【20219-5】No,1
芍薬椿
真っ白な体、真っ白な髪、曇りゆく瞳、彼の命が少しずつ体から抜けていく。
あたしは、少しでもこの世界に繋いでおきたくてキスを繰り返す。
一度キスをすると3分はこの世界にいようと思いとどまるらしい。あたしにも時間がなかったけどできる限りのキスをした。
硬くて重い鎖はすでに錆び付いていて誰も解き放つことはできないと言われていた。
死を待つ婚約者には多くの蛾が群がり、ハイエナが競売の準備をはじめていた。
きっとあたしも付属品として数えられているんだわ、、、
あたしは良い家で生まれた。衣食住揃ったごく一般的な良い家庭で。
群がる蛾もショウジョウバエたちもあたしと同じような良い家で生まれた子たちだろうと気づくと、あたしは自分の出自に疑問を抱かずにはいられなかった。
死にゆく婚約者はあたしが気を抜くと、またこの世界から離れようと命の放出を許してしまう。

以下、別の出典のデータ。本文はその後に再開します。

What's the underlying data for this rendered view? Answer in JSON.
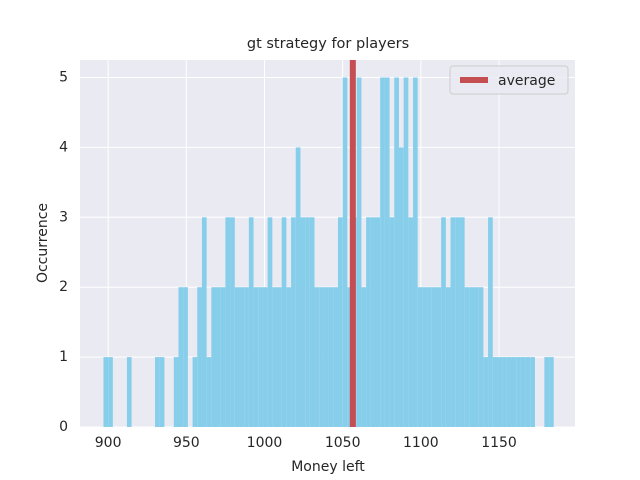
{
  "chart_data": {
    "type": "histogram",
    "title": "gt strategy for players",
    "xlabel": "Money left",
    "ylabel": "Occurrence",
    "bins": [
      894,
      897,
      900,
      903,
      906,
      909,
      912,
      915,
      918,
      921,
      924,
      927,
      930,
      933,
      936,
      939,
      942,
      945,
      948,
      951,
      954,
      957,
      960,
      963,
      966,
      969,
      972,
      975,
      978,
      981,
      984,
      987,
      990,
      993,
      996,
      999,
      1002,
      1005,
      1008,
      1011,
      1014,
      1017,
      1020,
      1023,
      1026,
      1029,
      1032,
      1035,
      1038,
      1041,
      1044,
      1047,
      1050,
      1053,
      1056,
      1059,
      1062,
      1065,
      1068,
      1071,
      1074,
      1077,
      1080,
      1083,
      1086,
      1089,
      1092,
      1095,
      1098,
      1101,
      1104,
      1107,
      1110,
      1113,
      1116,
      1119,
      1122,
      1125,
      1128,
      1131,
      1134,
      1137,
      1140,
      1143,
      1146,
      1149,
      1152,
      1155,
      1158,
      1161,
      1164,
      1167,
      1170,
      1173,
      1176,
      1179,
      1182,
      1185,
      1188
    ],
    "values": [
      0,
      1,
      1,
      0,
      0,
      0,
      1,
      0,
      0,
      0,
      0,
      0,
      1,
      1,
      0,
      0,
      1,
      2,
      2,
      0,
      1,
      2,
      3,
      1,
      2,
      2,
      2,
      3,
      3,
      2,
      2,
      2,
      3,
      2,
      2,
      2,
      3,
      2,
      2,
      3,
      2,
      3,
      4,
      3,
      3,
      3,
      2,
      2,
      2,
      2,
      2,
      3,
      5,
      2,
      3,
      5,
      2,
      3,
      3,
      3,
      5,
      5,
      3,
      5,
      4,
      5,
      3,
      5,
      2,
      2,
      2,
      2,
      2,
      3,
      2,
      3,
      3,
      3,
      2,
      2,
      2,
      2,
      1,
      3,
      1,
      1,
      1,
      1,
      1,
      1,
      1,
      1,
      1,
      0,
      0,
      1,
      1,
      0
    ],
    "color": "#87ceeb",
    "reference_line": {
      "name": "average",
      "x": 1056.5,
      "color": "#c44e52"
    },
    "legend": "upper right",
    "xlim": [
      882,
      1198.6
    ],
    "xticks": [
      900,
      950,
      1000,
      1050,
      1100,
      1150
    ],
    "ylim": [
      0,
      5.25
    ],
    "yticks": [
      0,
      1,
      2,
      3,
      4,
      5
    ],
    "grid": true
  }
}
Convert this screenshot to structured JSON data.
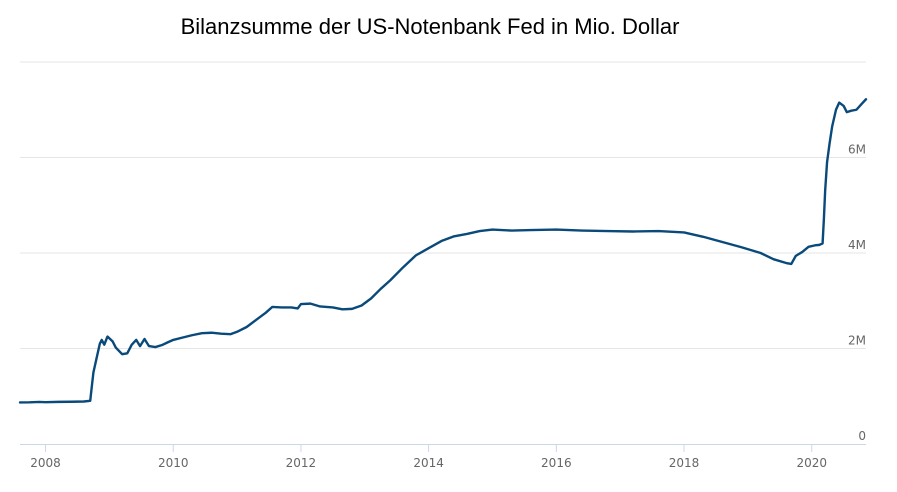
{
  "chart_data": {
    "type": "line",
    "title": "Bilanzsumme der US-Notenbank Fed in Mio. Dollar",
    "xlabel": "",
    "ylabel": "",
    "xlim": [
      2007.6,
      2020.85
    ],
    "ylim": [
      0,
      8000000
    ],
    "grid": true,
    "legend": "none",
    "colors": {
      "line": "#0a4a7a",
      "grid": "#e6e6e6",
      "axis": "#ccd6eb",
      "tick_text": "#666666"
    },
    "x_ticks": [
      {
        "value": 2008,
        "label": "2008"
      },
      {
        "value": 2010,
        "label": "2010"
      },
      {
        "value": 2012,
        "label": "2012"
      },
      {
        "value": 2014,
        "label": "2014"
      },
      {
        "value": 2016,
        "label": "2016"
      },
      {
        "value": 2018,
        "label": "2018"
      },
      {
        "value": 2020,
        "label": "2020"
      }
    ],
    "y_ticks": [
      {
        "value": 0,
        "label": "0"
      },
      {
        "value": 2000000,
        "label": "2M"
      },
      {
        "value": 4000000,
        "label": "4M"
      },
      {
        "value": 6000000,
        "label": "6M"
      }
    ],
    "series": [
      {
        "points": [
          [
            2007.6,
            870000
          ],
          [
            2007.75,
            872000
          ],
          [
            2007.9,
            880000
          ],
          [
            2008.0,
            875000
          ],
          [
            2008.2,
            882000
          ],
          [
            2008.4,
            885000
          ],
          [
            2008.6,
            890000
          ],
          [
            2008.7,
            905000
          ],
          [
            2008.72,
            1150000
          ],
          [
            2008.75,
            1500000
          ],
          [
            2008.8,
            1800000
          ],
          [
            2008.85,
            2100000
          ],
          [
            2008.88,
            2180000
          ],
          [
            2008.92,
            2080000
          ],
          [
            2008.97,
            2250000
          ],
          [
            2009.05,
            2150000
          ],
          [
            2009.1,
            2020000
          ],
          [
            2009.2,
            1880000
          ],
          [
            2009.28,
            1900000
          ],
          [
            2009.35,
            2080000
          ],
          [
            2009.42,
            2180000
          ],
          [
            2009.48,
            2050000
          ],
          [
            2009.55,
            2200000
          ],
          [
            2009.62,
            2050000
          ],
          [
            2009.72,
            2030000
          ],
          [
            2009.82,
            2070000
          ],
          [
            2009.9,
            2120000
          ],
          [
            2010.0,
            2180000
          ],
          [
            2010.15,
            2230000
          ],
          [
            2010.3,
            2280000
          ],
          [
            2010.45,
            2320000
          ],
          [
            2010.6,
            2330000
          ],
          [
            2010.75,
            2310000
          ],
          [
            2010.9,
            2300000
          ],
          [
            2011.0,
            2350000
          ],
          [
            2011.15,
            2450000
          ],
          [
            2011.3,
            2600000
          ],
          [
            2011.45,
            2750000
          ],
          [
            2011.55,
            2870000
          ],
          [
            2011.7,
            2860000
          ],
          [
            2011.85,
            2860000
          ],
          [
            2011.95,
            2840000
          ],
          [
            2012.0,
            2930000
          ],
          [
            2012.15,
            2940000
          ],
          [
            2012.3,
            2880000
          ],
          [
            2012.5,
            2860000
          ],
          [
            2012.65,
            2820000
          ],
          [
            2012.8,
            2830000
          ],
          [
            2012.95,
            2900000
          ],
          [
            2013.1,
            3050000
          ],
          [
            2013.25,
            3250000
          ],
          [
            2013.4,
            3430000
          ],
          [
            2013.6,
            3700000
          ],
          [
            2013.8,
            3950000
          ],
          [
            2014.0,
            4100000
          ],
          [
            2014.2,
            4250000
          ],
          [
            2014.4,
            4350000
          ],
          [
            2014.6,
            4400000
          ],
          [
            2014.8,
            4460000
          ],
          [
            2015.0,
            4490000
          ],
          [
            2015.3,
            4470000
          ],
          [
            2015.6,
            4480000
          ],
          [
            2016.0,
            4490000
          ],
          [
            2016.4,
            4470000
          ],
          [
            2016.8,
            4460000
          ],
          [
            2017.2,
            4450000
          ],
          [
            2017.6,
            4460000
          ],
          [
            2018.0,
            4430000
          ],
          [
            2018.3,
            4340000
          ],
          [
            2018.6,
            4230000
          ],
          [
            2018.9,
            4120000
          ],
          [
            2019.2,
            4000000
          ],
          [
            2019.4,
            3870000
          ],
          [
            2019.6,
            3790000
          ],
          [
            2019.68,
            3770000
          ],
          [
            2019.75,
            3940000
          ],
          [
            2019.85,
            4020000
          ],
          [
            2019.95,
            4130000
          ],
          [
            2020.05,
            4160000
          ],
          [
            2020.12,
            4170000
          ],
          [
            2020.17,
            4200000
          ],
          [
            2020.19,
            4700000
          ],
          [
            2020.21,
            5300000
          ],
          [
            2020.24,
            5900000
          ],
          [
            2020.28,
            6300000
          ],
          [
            2020.32,
            6650000
          ],
          [
            2020.38,
            7000000
          ],
          [
            2020.43,
            7150000
          ],
          [
            2020.5,
            7080000
          ],
          [
            2020.55,
            6950000
          ],
          [
            2020.62,
            6980000
          ],
          [
            2020.7,
            7000000
          ],
          [
            2020.78,
            7120000
          ],
          [
            2020.85,
            7220000
          ]
        ]
      }
    ]
  }
}
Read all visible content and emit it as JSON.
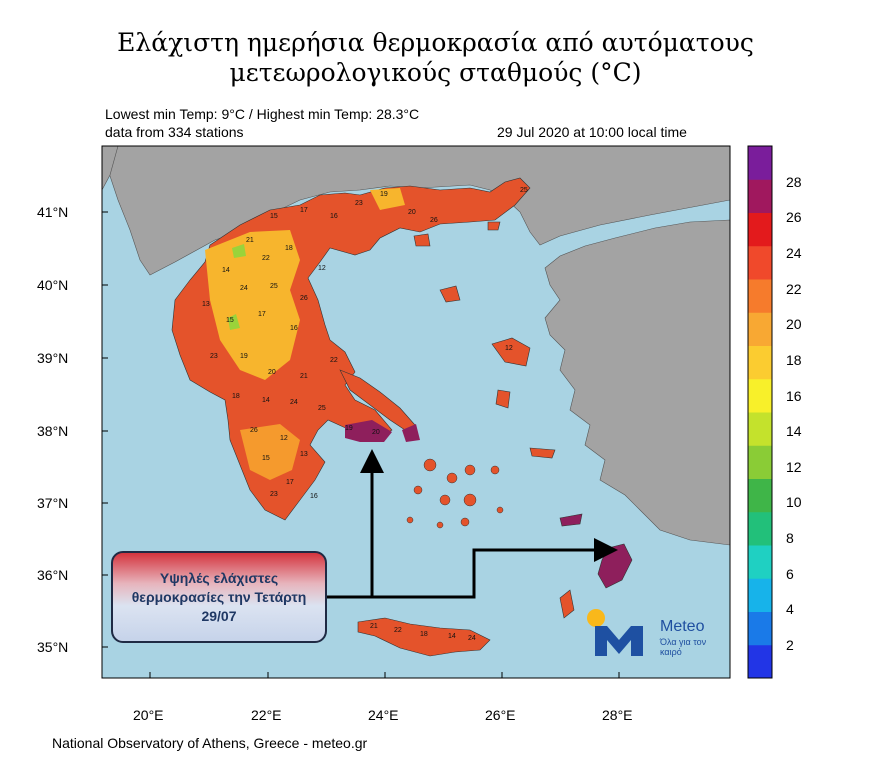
{
  "title_line1": "Ελάχιστη ημερήσια θερμοκρασία από αυτόματους",
  "title_line2": "μετεωρολογικούς σταθμούς (°C)",
  "info": {
    "minmax": "Lowest min Temp: 9°C / Highest min Temp: 28.3°C",
    "stations": "data from 334 stations",
    "datetime": "29 Jul 2020 at 10:00 local time"
  },
  "map": {
    "lon_ticks": [
      "20°E",
      "22°E",
      "24°E",
      "26°E",
      "28°E"
    ],
    "lat_ticks": [
      "41°N",
      "40°N",
      "39°N",
      "38°N",
      "37°N",
      "36°N",
      "35°N"
    ],
    "colors": {
      "sea": "#a9d3e3",
      "land_foreign": "#a3a3a3",
      "warm": "#e4532b",
      "hot": "#8e1f5c"
    }
  },
  "colorbar": {
    "labels": [
      "28",
      "26",
      "24",
      "22",
      "20",
      "18",
      "16",
      "14",
      "12",
      "10",
      "8",
      "6",
      "4",
      "2"
    ],
    "colors": [
      "#7a1d9b",
      "#a0185e",
      "#e31a1c",
      "#f0492b",
      "#f67b2c",
      "#f8a833",
      "#fbcc30",
      "#f8f02a",
      "#c4e22c",
      "#8acc36",
      "#3fb548",
      "#22c07a",
      "#1fd0c2",
      "#17b3ea",
      "#1a7ae8",
      "#2235e6"
    ]
  },
  "station_values": [
    "15",
    "17",
    "16",
    "23",
    "19",
    "20",
    "21",
    "22",
    "18",
    "14",
    "24",
    "25",
    "26",
    "12",
    "13"
  ],
  "callout": "Υψηλές ελάχιστες θερμοκρασίες την Τετάρτη 29/07",
  "logo": {
    "name": "Meteo",
    "tagline": "Όλα για τον καιρό"
  },
  "footer": "National Observatory of Athens, Greece - meteo.gr"
}
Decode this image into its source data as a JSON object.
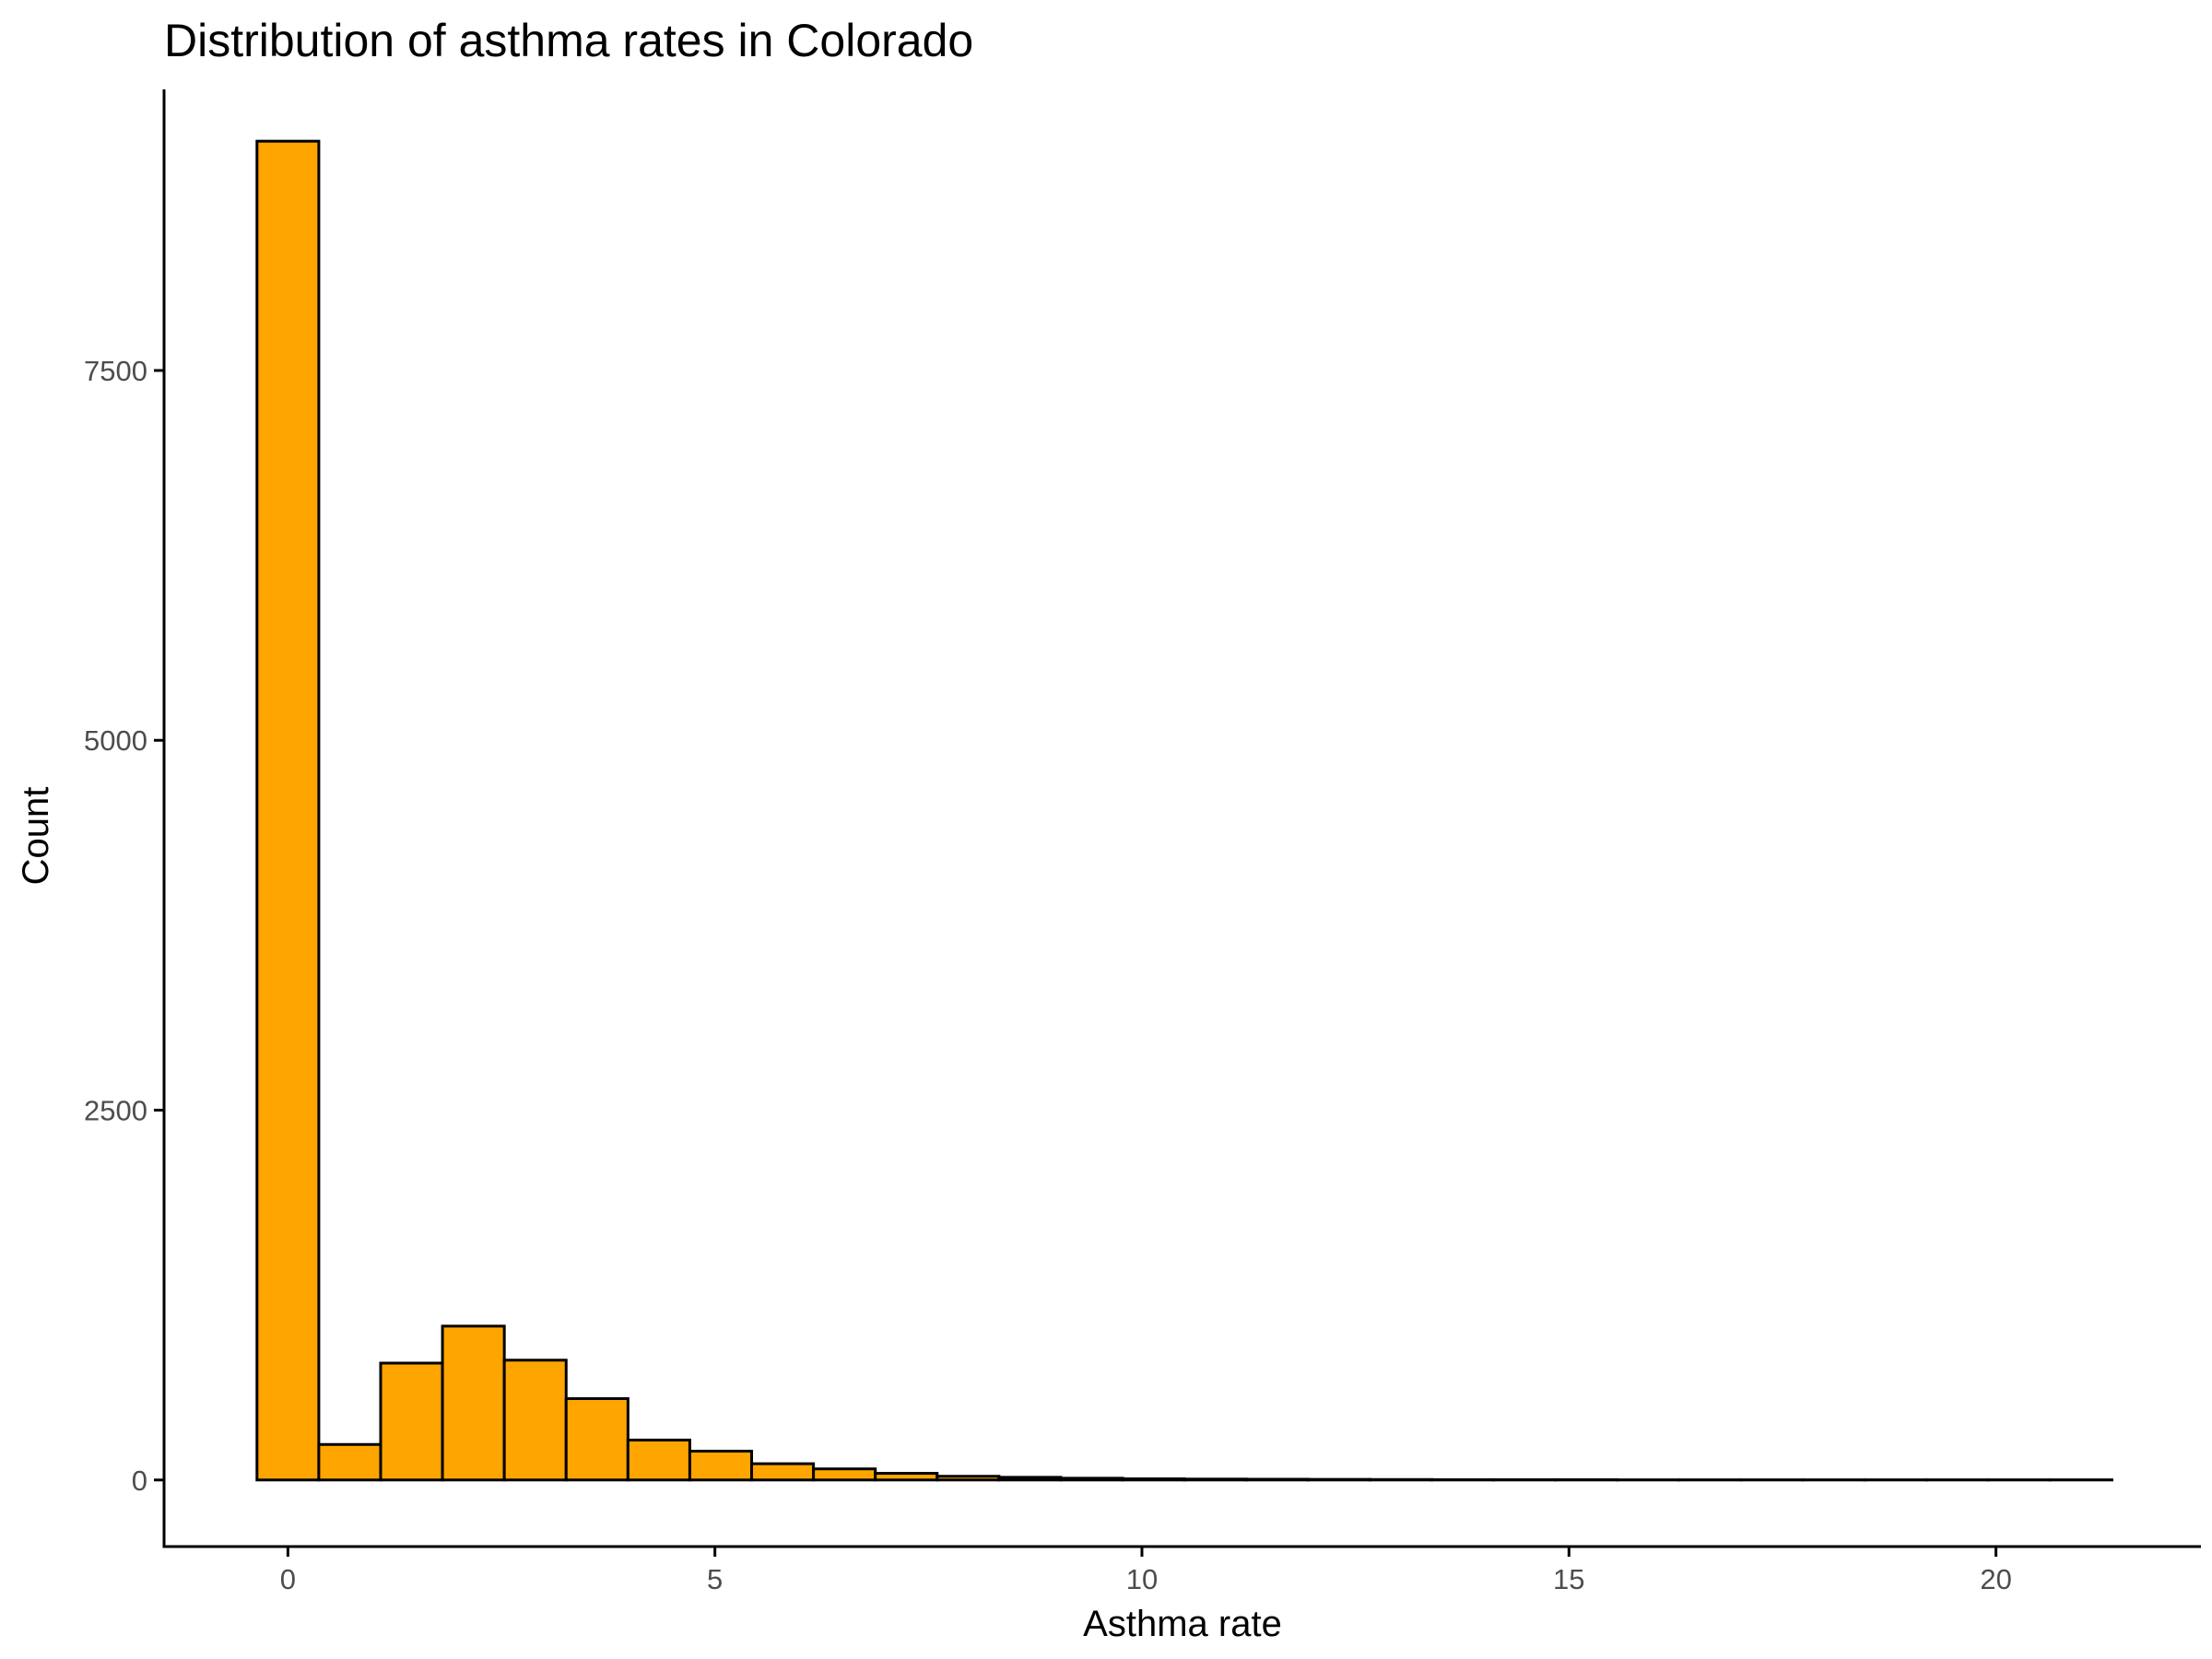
{
  "chart_data": {
    "type": "bar",
    "title": "Distribution of asthma rates in Colorado",
    "xlabel": "Asthma rate",
    "ylabel": "Count",
    "xlim": [
      -1.45,
      22.4
    ],
    "ylim": [
      -450,
      9400
    ],
    "x_ticks": [
      0,
      5,
      10,
      15,
      20
    ],
    "x_tick_labels": [
      "0",
      "5",
      "10",
      "15",
      "20"
    ],
    "y_ticks": [
      0,
      2500,
      5000,
      7500
    ],
    "y_tick_labels": [
      "0",
      "2500",
      "5000",
      "7500"
    ],
    "grid": false,
    "legend": "none",
    "bin_width": 0.724,
    "bins": [
      {
        "x": 0.0,
        "value": 9050
      },
      {
        "x": 0.724,
        "value": 240
      },
      {
        "x": 1.448,
        "value": 790
      },
      {
        "x": 2.172,
        "value": 1040
      },
      {
        "x": 2.896,
        "value": 810
      },
      {
        "x": 3.62,
        "value": 550
      },
      {
        "x": 4.344,
        "value": 270
      },
      {
        "x": 5.068,
        "value": 195
      },
      {
        "x": 5.792,
        "value": 110
      },
      {
        "x": 6.516,
        "value": 75
      },
      {
        "x": 7.24,
        "value": 45
      },
      {
        "x": 7.964,
        "value": 25
      },
      {
        "x": 8.688,
        "value": 18
      },
      {
        "x": 9.412,
        "value": 12
      },
      {
        "x": 10.136,
        "value": 8
      },
      {
        "x": 10.86,
        "value": 6
      },
      {
        "x": 11.584,
        "value": 5
      },
      {
        "x": 12.308,
        "value": 4
      },
      {
        "x": 13.032,
        "value": 3
      },
      {
        "x": 13.756,
        "value": 2
      },
      {
        "x": 14.48,
        "value": 2
      },
      {
        "x": 15.204,
        "value": 2
      },
      {
        "x": 15.928,
        "value": 1
      },
      {
        "x": 16.652,
        "value": 1
      },
      {
        "x": 17.376,
        "value": 1
      },
      {
        "x": 18.1,
        "value": 1
      },
      {
        "x": 18.824,
        "value": 1
      },
      {
        "x": 19.548,
        "value": 1
      },
      {
        "x": 20.272,
        "value": 1
      },
      {
        "x": 20.996,
        "value": 1
      }
    ],
    "colors": {
      "bar_fill": "#FFA500",
      "bar_stroke": "#000000",
      "axis": "#000000",
      "tick_label": "#4d4d4d"
    }
  }
}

キスを繰り返すことに意味が持てなくなって、あたし自身が何者なのかと懐疑的になってきてしまう。
共倒れと共食いにどんな違いがあるんだろうか?
「ねえ?まだ何か食べれそう?」
ひとつ頷く。力の限りあたしを愛していた証拠だと嬉しくなった。
「どこがいい?」
「子宮」
唇が形を作っている。食べたいというサインだ。
死にゆく婚約者はこうしてあたしの子宮を食べてこの世にまた繋がれることになった。
死なせて欲しかったとは言わない。お前は悪魔だとあたしを罵る。
間に受けてあたしは生きながらえさせてやったのにと怒り狂う。
それから1000年後
夜の海、明け方の群青。
少し明るさをはらむ空からくだってくる天使がいた。
明るさをはらんだのはあたしじゃない、彼だ。
あたしの子宮は時を経て宇宙に太陽を産んだ。
原始、女性は太陽であったという有名な言葉の裏側に隠れるあたしたちの神話を今こうして言葉にして明らかにしていくと、ドラマがいかに血生臭いものかをあらためて思い知らされる。
涌田は男だった。あたしは女だった。
もしも涌田が女だったらあたしは男だっただろう。
同性では納得できない、同性では恋ができなかった。
あたしが負けず嫌いだからだ。
涌田とは同じものを持ちたくない。
涌田は彼の太陽が自分自身の命を生きながらえさせた、あたしの子宮に孕んだ自分の命だと気づけるだろうか?
「芽実?」
名前を呼んだ彼の目はあたしを見つめることができない。
あたしはそれをよく理解している。
あたしはあなたの原始だからだ。見つめるには眩しく、気恥ずかしく、拭い去れない罪を思い出させられる。
わかっている、あたしが忘れるわけがないじゃない、あの日のことを。絶対に。